Some signs such as short stature, disorder of the psychomotor development and skeletal deformities occur in both diseases with similar frequency. NF/NS patients moreover display café au lait spots, neurofibromas, optic glioma, and clinical signs and symptoms of the Noonan syndrome such as facial dysmorphia and cardiac defect.

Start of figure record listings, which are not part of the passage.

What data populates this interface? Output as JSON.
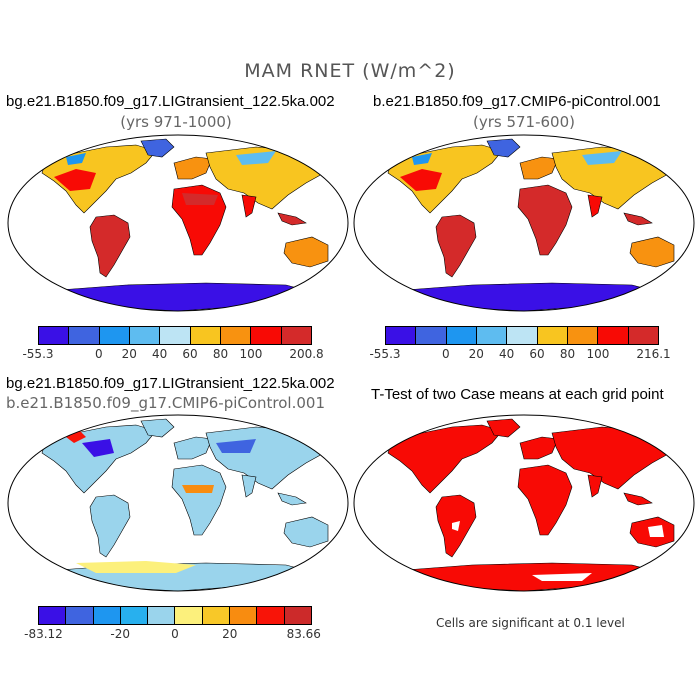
{
  "figure": {
    "title": "MAM RNET (W/m^2)"
  },
  "colors": {
    "c1": [
      "#3a10e6",
      "#3f64e0",
      "#1e96f0",
      "#5ebcf0",
      "#bde4f4",
      "#f8c520",
      "#f89210",
      "#f80a05",
      "#d42a2a"
    ],
    "c3": [
      "#3a10e6",
      "#3f64e0",
      "#1e96f0",
      "#28b0ee",
      "#9ad4ec",
      "#fcf07c",
      "#f8c828",
      "#f88c10",
      "#f81408",
      "#cc2a2a"
    ],
    "ocean": "#ffffff",
    "ttest": "#f80a05"
  },
  "panels": [
    {
      "title": "bg.e21.B1850.f09_g17.LIGtransient_122.5ka.002",
      "subtitle": "(yrs 971-1000)",
      "colorbar": {
        "labels": [
          "-55.3",
          "0",
          "20",
          "40",
          "60",
          "80",
          "100",
          "200.8"
        ]
      }
    },
    {
      "title": "b.e21.B1850.f09_g17.CMIP6-piControl.001",
      "subtitle": "(yrs 571-600)",
      "colorbar": {
        "labels": [
          "-55.3",
          "0",
          "20",
          "40",
          "60",
          "80",
          "100",
          "216.1"
        ]
      }
    },
    {
      "title": "bg.e21.B1850.f09_g17.LIGtransient_122.5ka.002",
      "subtitle": "b.e21.B1850.f09_g17.CMIP6-piControl.001",
      "colorbar": {
        "labels": [
          "-83.12",
          "-20",
          "0",
          "20",
          "83.66"
        ]
      }
    },
    {
      "title": "T-Test of two Case means at each grid point",
      "note": "Cells are significant at 0.1 level"
    }
  ]
}
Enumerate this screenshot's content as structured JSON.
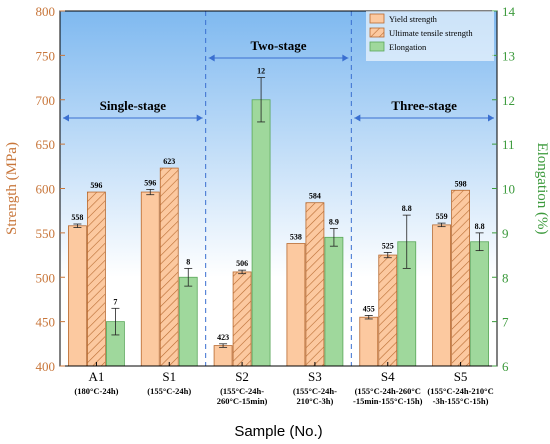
{
  "chart_data": {
    "type": "bar",
    "categories": [
      "A1",
      "S1",
      "S2",
      "S3",
      "S4",
      "S5"
    ],
    "category_sublabels": [
      [
        "(180°C-24h)"
      ],
      [
        "(155°C-24h)"
      ],
      [
        "(155°C-24h-",
        "260°C-15min)"
      ],
      [
        "(155°C-24h-",
        "210°C-3h)"
      ],
      [
        "(155°C-24h-260°C",
        "-15min-155°C-15h)"
      ],
      [
        "(155°C-24h-210°C",
        "-3h-155°C-15h)"
      ]
    ],
    "xlabel": "Sample (No.)",
    "ylabel_left": "Strength (MPa)",
    "ylabel_right": "Elongation (%)",
    "ylim_left": [
      400,
      800
    ],
    "ylim_right": [
      6,
      14
    ],
    "yticks_left": [
      "400",
      "450",
      "500",
      "550",
      "600",
      "650",
      "700",
      "750",
      "800"
    ],
    "yticks_right": [
      "6",
      "7",
      "8",
      "9",
      "10",
      "11",
      "12",
      "13",
      "14"
    ],
    "legend_position": "top-right",
    "series": [
      {
        "name": "Yield strength",
        "axis": "left",
        "values": [
          558,
          596,
          423,
          538,
          455,
          559
        ],
        "labels": [
          "558",
          "596",
          "423",
          "538",
          "455",
          "559"
        ],
        "errors": [
          2,
          3,
          2,
          0,
          2,
          2
        ],
        "color": "#fcc9a0",
        "pattern": "none"
      },
      {
        "name": "Ultimate tensile strength",
        "axis": "left",
        "values": [
          596,
          623,
          506,
          584,
          525,
          598
        ],
        "labels": [
          "596",
          "623",
          "506",
          "584",
          "525",
          "598"
        ],
        "errors": [
          0,
          0,
          2,
          0,
          3,
          0
        ],
        "color": "#fcc9a0",
        "pattern": "hatch"
      },
      {
        "name": "Elongation",
        "axis": "right",
        "values": [
          7,
          8,
          12,
          8.9,
          8.8,
          8.8
        ],
        "labels": [
          "7",
          "8",
          "12",
          "8.9",
          "8.8",
          "8.8"
        ],
        "errors": [
          0.3,
          0.2,
          0.5,
          0.2,
          0.6,
          0.2
        ],
        "color": "#9fd89c",
        "pattern": "none"
      }
    ],
    "regions": [
      {
        "label": "Single-stage",
        "from": "A1",
        "to": "S1"
      },
      {
        "label": "Two-stage",
        "from": "S2",
        "to": "S3"
      },
      {
        "label": "Three-stage",
        "from": "S4",
        "to": "S5"
      }
    ],
    "colors": {
      "background_top": "#7fb9f0",
      "background_bottom": "#ffffff",
      "left_axis": "#c8763a",
      "right_axis": "#3c9a3c",
      "divider": "#3a6fd0",
      "bar_stroke": "#b86a30",
      "elongation_stroke": "#5aa85a"
    }
  }
}
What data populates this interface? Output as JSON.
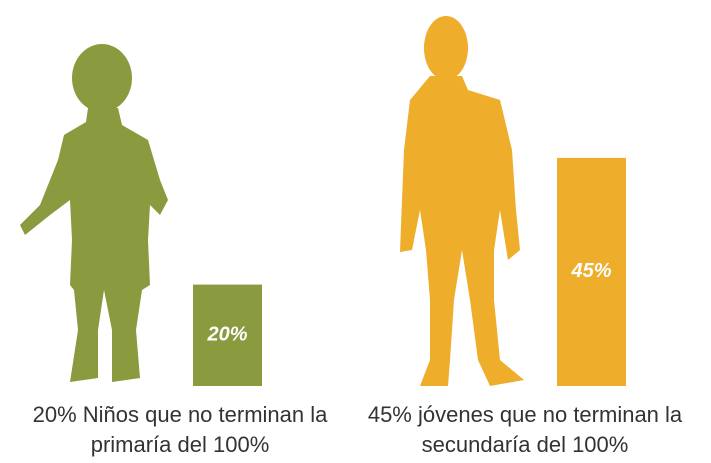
{
  "chart_data": {
    "type": "bar",
    "categories": [
      "20% Niños que no terminan la primaría del 100%",
      "45% jóvenes que no terminan la secundaría del 100%"
    ],
    "values": [
      20,
      45
    ],
    "value_labels": [
      "20%",
      "45%"
    ],
    "colors": [
      "#8a9a3e",
      "#efad2c"
    ]
  }
}
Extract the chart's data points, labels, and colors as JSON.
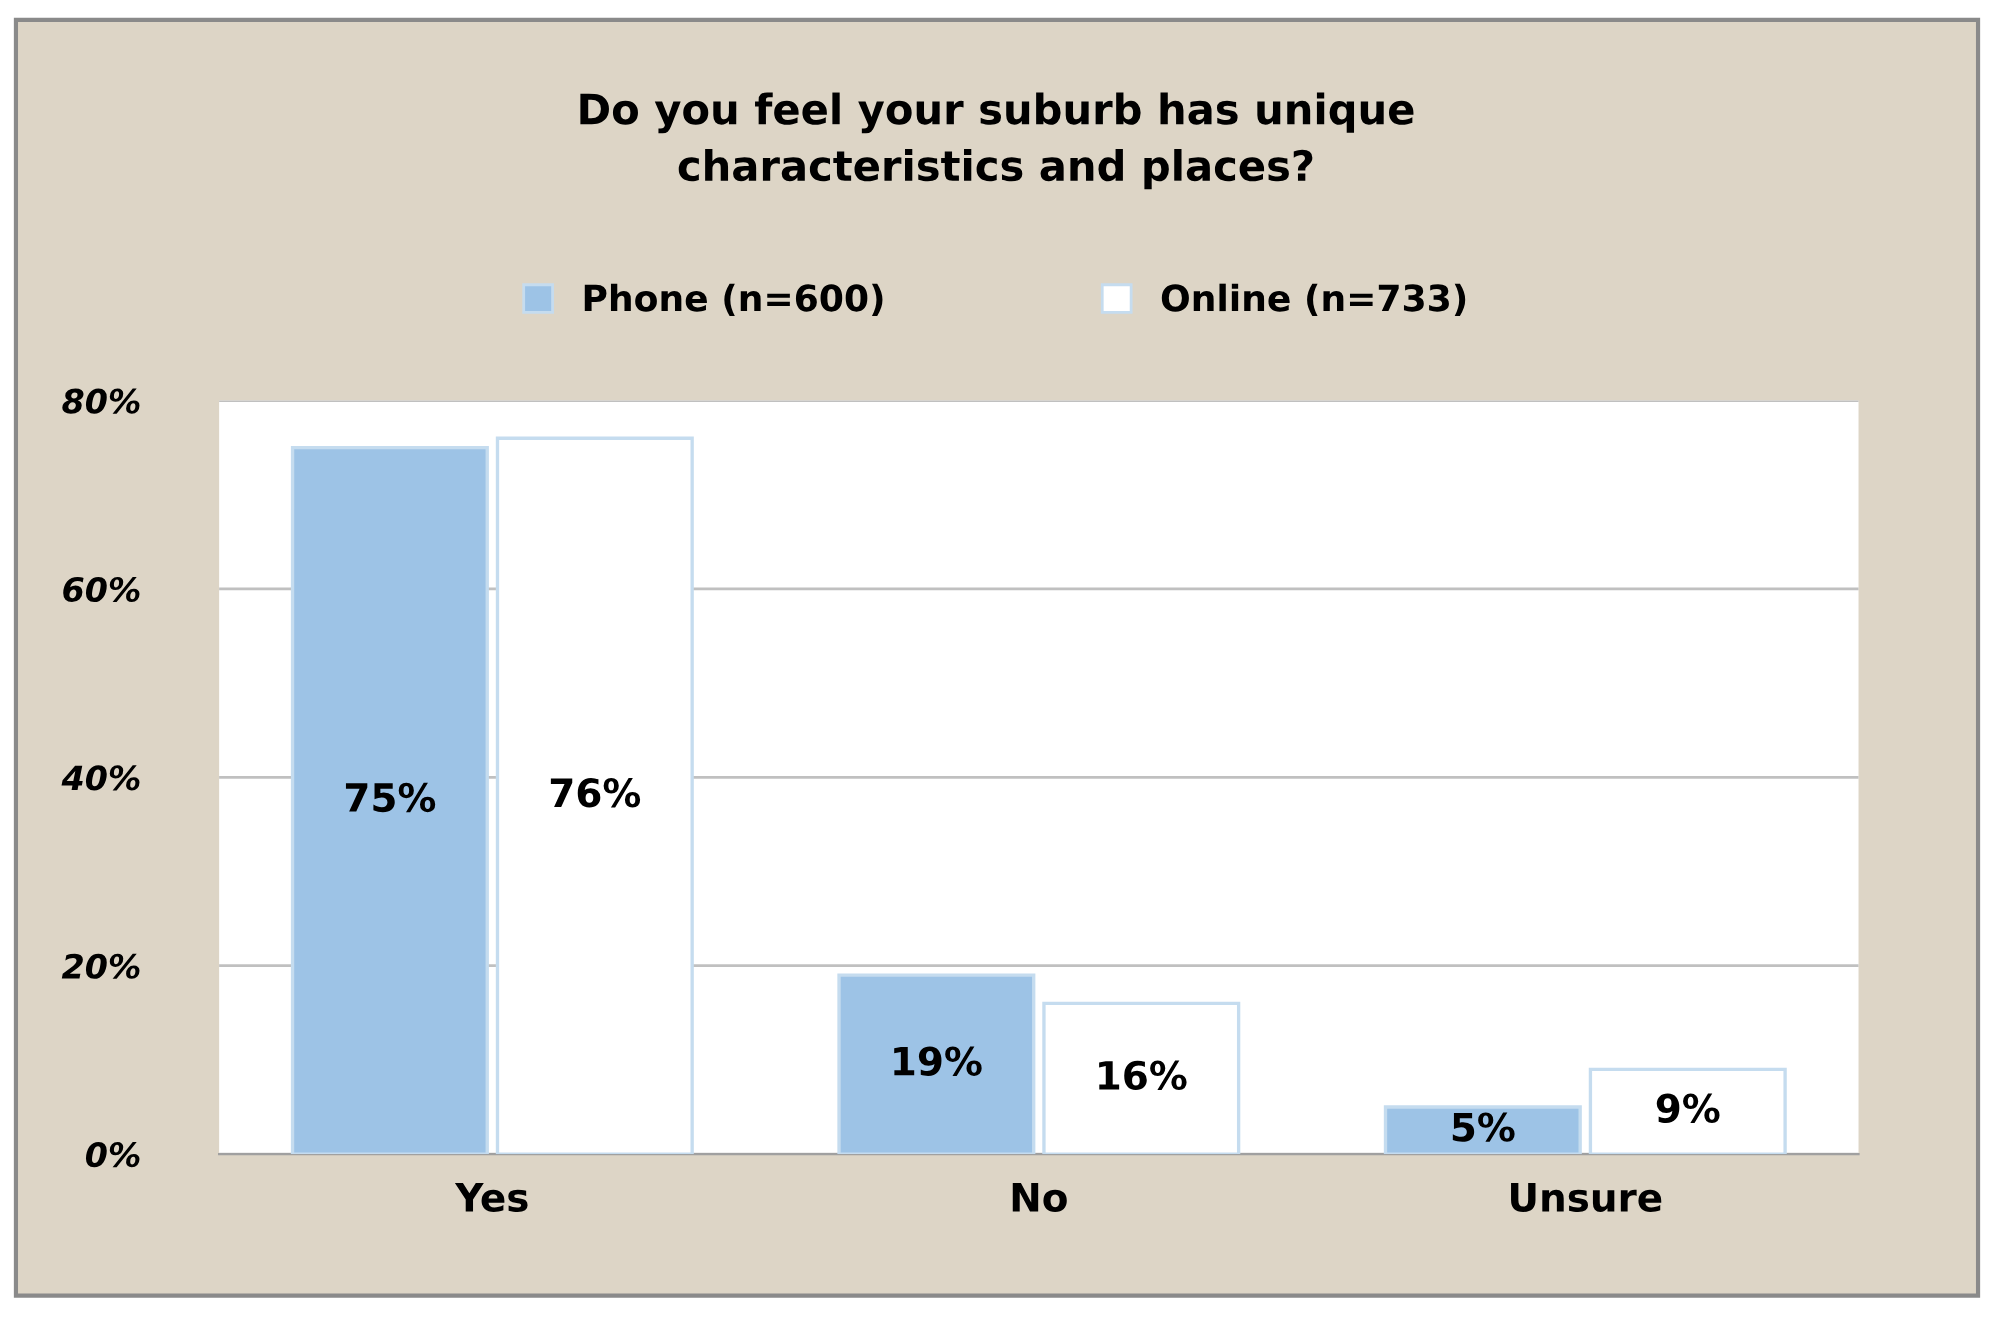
{
  "chart_data": {
    "type": "bar",
    "title": "Do you feel your suburb has unique\ncharacteristics and places?",
    "categories": [
      "Yes",
      "No",
      "Unsure"
    ],
    "series": [
      {
        "name": "Phone (n=600)",
        "color": "#9dc3e6",
        "values": [
          75,
          19,
          5
        ],
        "value_labels": [
          "75%",
          "19%",
          "5%"
        ]
      },
      {
        "name": "Online (n=733)",
        "color": "#ffffff",
        "values": [
          76,
          16,
          9
        ],
        "value_labels": [
          "76%",
          "16%",
          "9%"
        ]
      }
    ],
    "ylim": [
      0,
      80
    ],
    "yticks": [
      {
        "value": 0,
        "label": "0%"
      },
      {
        "value": 20,
        "label": "20%"
      },
      {
        "value": 40,
        "label": "40%"
      },
      {
        "value": 60,
        "label": "60%"
      },
      {
        "value": 80,
        "label": "80%"
      }
    ],
    "grid": "y",
    "legend": "top"
  }
}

NF/NS patients have mutations mainly in the NF1 gene. They predominantly affect what is called the “GAP related domain”, occasionally also other regions of neurofibromin. The NF1 mutations detected in NF/NS patients may in some cases cause the typical NF1 phenotype. Other NF1 mutations cause the NF/NS phenotype without fibromas. Moreover, the literature describes NF/NS patients with mutations in two genes, NF1 and PTPN11. In addition, families affected by neurofibromatosis type 1 are described, in which later generations for the first time developed the combined “NF/NS syndrome” with the full Noonan phenotype. None of the NF1 patients, however, had the full Noonan syndrome spectrum with cardiac defects.